### Bayes Theorem

Bayes Theorem describes the probability of an event, based on prior knowledge of conditions that might be related to the event. One of the many applications of Bayes' theorem is Bayesian inference, a particular approach to statistical inference. When applied, the probabilities involved in the theorem may have different probability interpretations. With Bayesian probability interpretation, the theorem expresses how a degree of belief, expressed as a probability, should rationally change to account for the availability of related evidence. 

Let's see first the more simple problem. 

If two events are independent, i.e. if the occurrence of one event (A) is in no way related to the occurrence of another event (B) then the probability of both events occurring:

$$
P (A, B) = P (A) x P (B)
$$

For example, the probability of a head falling both times in a row is 0.25 (0.5 * 0.5), as well as that a family with two children has two daughters.

If the events are dependent, then the probability of A occurring if B occurred is equal

$$
P (A|B) = \frac{P(A, B)}{P(B)} 
$$

this is often rewritten and calculated as the following equation:

$$
P (A, B) = P(A|B) x P(B) 
$$

which actually means - what is the probability that both A and B will happen if we know what the probability is that A will happen when B happened (conditional probability) (P(A|B)) and  and if we know what the probability is that B will happen (P(B)).

For example, imagine that we want to determine the probability of a rainbow occurring. Rainbow occurs with a probability of 0.3 when it rains (P (A | B)), and the probability of rain is 0.2 (P (B)). The probability of rain and a rainbow is

$$
P (A, B) = 0.3 x 0.2 = 0.06. 
$$

In other words, if we know that rainbow and rain occur in 6% of cases, and that rain falls in 20% of cases, the conditional probability of rainbow occurring when rain falls is 

$$
P (A | B) = \frac {P(A, B)}{P (B)} = \frac{0.06}{0.2} = 0.3
$$

Going through next example, we can see why Bayes is difficult, or it is only difficult to me. If you apply Bayes theorem to next problem you can see how it can be contraintuitive. 

One common ticklish example involves a family with two (unknown) children.
Assuming that:

1. Every child is equally likely to be a boy or a girl
2. The sex of the second child is independent of the sex of the first child

then the event "no girl" has a probability of 1/4, the event "one girl, one boy" has a probability
1/2, and the "two girls" event is 1/4 probability.

Now we can ask ourselves what is the probability of the event "both children are girls" (B) when we know that the "older child is a girl" (G)?
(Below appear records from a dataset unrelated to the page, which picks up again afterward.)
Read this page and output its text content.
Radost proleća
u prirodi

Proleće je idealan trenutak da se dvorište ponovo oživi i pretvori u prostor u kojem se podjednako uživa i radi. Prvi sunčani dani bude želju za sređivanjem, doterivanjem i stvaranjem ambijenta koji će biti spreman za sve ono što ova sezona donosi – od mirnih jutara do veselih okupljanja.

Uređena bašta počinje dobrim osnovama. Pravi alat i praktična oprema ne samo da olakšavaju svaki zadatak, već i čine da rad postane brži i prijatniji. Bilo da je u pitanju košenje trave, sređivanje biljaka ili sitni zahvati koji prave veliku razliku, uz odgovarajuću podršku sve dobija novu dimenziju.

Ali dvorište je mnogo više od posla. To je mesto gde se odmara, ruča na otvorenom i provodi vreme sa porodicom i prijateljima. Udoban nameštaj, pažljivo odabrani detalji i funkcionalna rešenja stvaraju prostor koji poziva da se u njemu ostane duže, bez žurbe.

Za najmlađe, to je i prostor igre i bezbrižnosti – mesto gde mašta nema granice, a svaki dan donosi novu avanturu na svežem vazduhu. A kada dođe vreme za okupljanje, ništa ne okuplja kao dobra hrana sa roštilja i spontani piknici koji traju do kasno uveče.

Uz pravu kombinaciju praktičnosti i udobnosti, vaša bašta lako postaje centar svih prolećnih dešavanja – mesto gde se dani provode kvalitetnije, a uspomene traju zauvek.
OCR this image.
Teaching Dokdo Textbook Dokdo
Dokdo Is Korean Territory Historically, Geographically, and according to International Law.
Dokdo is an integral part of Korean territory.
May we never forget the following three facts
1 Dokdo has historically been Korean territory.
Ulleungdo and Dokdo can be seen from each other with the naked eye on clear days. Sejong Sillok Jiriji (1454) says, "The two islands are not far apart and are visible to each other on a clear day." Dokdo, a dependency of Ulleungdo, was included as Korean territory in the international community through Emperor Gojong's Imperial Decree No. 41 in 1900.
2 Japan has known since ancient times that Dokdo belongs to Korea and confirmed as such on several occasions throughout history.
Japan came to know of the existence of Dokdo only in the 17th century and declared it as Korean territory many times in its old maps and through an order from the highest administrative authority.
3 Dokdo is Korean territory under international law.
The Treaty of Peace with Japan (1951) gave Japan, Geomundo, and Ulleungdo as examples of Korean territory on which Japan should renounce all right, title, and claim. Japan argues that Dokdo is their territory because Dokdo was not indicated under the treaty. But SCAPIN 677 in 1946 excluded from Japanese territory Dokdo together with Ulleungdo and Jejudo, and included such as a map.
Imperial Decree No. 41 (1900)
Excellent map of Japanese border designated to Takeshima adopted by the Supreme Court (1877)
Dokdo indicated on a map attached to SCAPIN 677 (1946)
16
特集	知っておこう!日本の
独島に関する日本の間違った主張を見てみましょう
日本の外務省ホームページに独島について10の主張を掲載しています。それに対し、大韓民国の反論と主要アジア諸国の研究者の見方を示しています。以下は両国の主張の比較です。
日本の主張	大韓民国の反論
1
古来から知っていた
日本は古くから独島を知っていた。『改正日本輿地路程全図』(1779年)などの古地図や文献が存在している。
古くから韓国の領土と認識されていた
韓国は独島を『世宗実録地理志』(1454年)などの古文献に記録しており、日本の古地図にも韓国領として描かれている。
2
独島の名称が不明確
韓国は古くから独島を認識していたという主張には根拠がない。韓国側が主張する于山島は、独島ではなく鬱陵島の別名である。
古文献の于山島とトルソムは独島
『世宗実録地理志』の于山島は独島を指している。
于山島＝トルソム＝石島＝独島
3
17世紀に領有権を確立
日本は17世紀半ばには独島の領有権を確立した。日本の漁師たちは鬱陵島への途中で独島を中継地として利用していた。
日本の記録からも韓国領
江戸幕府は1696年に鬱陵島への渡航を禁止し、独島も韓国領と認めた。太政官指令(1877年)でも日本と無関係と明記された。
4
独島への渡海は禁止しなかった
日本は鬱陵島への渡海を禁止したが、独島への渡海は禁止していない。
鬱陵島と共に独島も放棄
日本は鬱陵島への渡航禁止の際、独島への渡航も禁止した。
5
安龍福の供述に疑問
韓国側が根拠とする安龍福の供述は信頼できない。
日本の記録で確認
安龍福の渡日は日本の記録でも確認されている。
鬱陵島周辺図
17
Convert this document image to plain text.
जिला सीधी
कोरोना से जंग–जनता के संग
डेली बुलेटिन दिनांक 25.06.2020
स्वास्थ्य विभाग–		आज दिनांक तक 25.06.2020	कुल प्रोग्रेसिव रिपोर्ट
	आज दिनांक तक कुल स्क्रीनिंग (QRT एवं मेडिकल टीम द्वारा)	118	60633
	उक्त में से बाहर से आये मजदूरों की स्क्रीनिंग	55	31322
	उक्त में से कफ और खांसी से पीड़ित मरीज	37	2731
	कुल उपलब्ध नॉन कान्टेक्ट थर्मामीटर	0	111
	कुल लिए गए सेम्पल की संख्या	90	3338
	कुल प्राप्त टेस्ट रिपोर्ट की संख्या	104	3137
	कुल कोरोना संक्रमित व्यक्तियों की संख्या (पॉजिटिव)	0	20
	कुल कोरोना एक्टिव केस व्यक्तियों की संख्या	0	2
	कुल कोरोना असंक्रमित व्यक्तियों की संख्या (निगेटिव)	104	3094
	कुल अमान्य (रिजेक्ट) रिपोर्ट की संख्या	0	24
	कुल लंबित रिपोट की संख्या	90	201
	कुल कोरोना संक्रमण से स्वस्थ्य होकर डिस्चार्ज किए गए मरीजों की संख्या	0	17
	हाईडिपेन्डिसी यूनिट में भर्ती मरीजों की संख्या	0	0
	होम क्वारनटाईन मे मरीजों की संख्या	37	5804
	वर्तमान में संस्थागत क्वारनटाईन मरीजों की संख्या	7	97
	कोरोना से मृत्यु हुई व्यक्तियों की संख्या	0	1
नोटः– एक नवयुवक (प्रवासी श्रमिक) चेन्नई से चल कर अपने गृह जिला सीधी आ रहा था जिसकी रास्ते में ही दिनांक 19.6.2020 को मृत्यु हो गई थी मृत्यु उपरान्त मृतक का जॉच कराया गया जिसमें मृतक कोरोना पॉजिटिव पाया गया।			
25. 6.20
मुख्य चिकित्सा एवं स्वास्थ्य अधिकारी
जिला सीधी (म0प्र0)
Using the conditional probability definition:

$$
P (B|G) = \frac {P (B, G)}{P (G)} = {P (B)}{P (G)} = \frac{0.25}{0.5} = 1/2
$$

BUT, we could also ask about the probability of the event "both children are girls" at the event "at least one of the children is a girl" (L) i.e. if we already know that one child is a girl. P(L) = 0.75, becease the probability of having two boys is 0.25, while vice versa is that 0.75 is that at least one child is a girl. Surprisingly, the answer is different from before!
As before, event B and L ("both girls and at least one child is a girl") is just event B. This means:

$$
P (B|L) = \frac{P (B, L)}{P (L)} = \frac{P (B)}{P (L)} = \frac{0.25}{0.75} = 1/3
$$

How can this be the case? Well, if all you know is that he is at least one of the children
girl, then it is twice as likely that the family has one boy and one girl than it has
both girls.

We will depict this with simulation:

In [1]:
import random
def random_child():
    return random.choice(["boy", "girl"])

both_girls = 0
older_girl = 0
at_leas_one_girl = 0

random.seed(0)

for _ in range(10000):
    younger_child = random_child()
    older_child = random_child()
    if older_child == "girl":
        older_girl += 1
    if older_child == "girl" and younger_child == "girl":
        both_girls += 1
    if older_child == "girl" or younger_child == "girl":
        at_leas_one_girl += 1
print ("P(both_girls | older_girl):", round(both_girls/older_girl,3))
print ("P(both_girls | at_leas_one_girl):", round(both_girls / at_leas_one_girl, 3))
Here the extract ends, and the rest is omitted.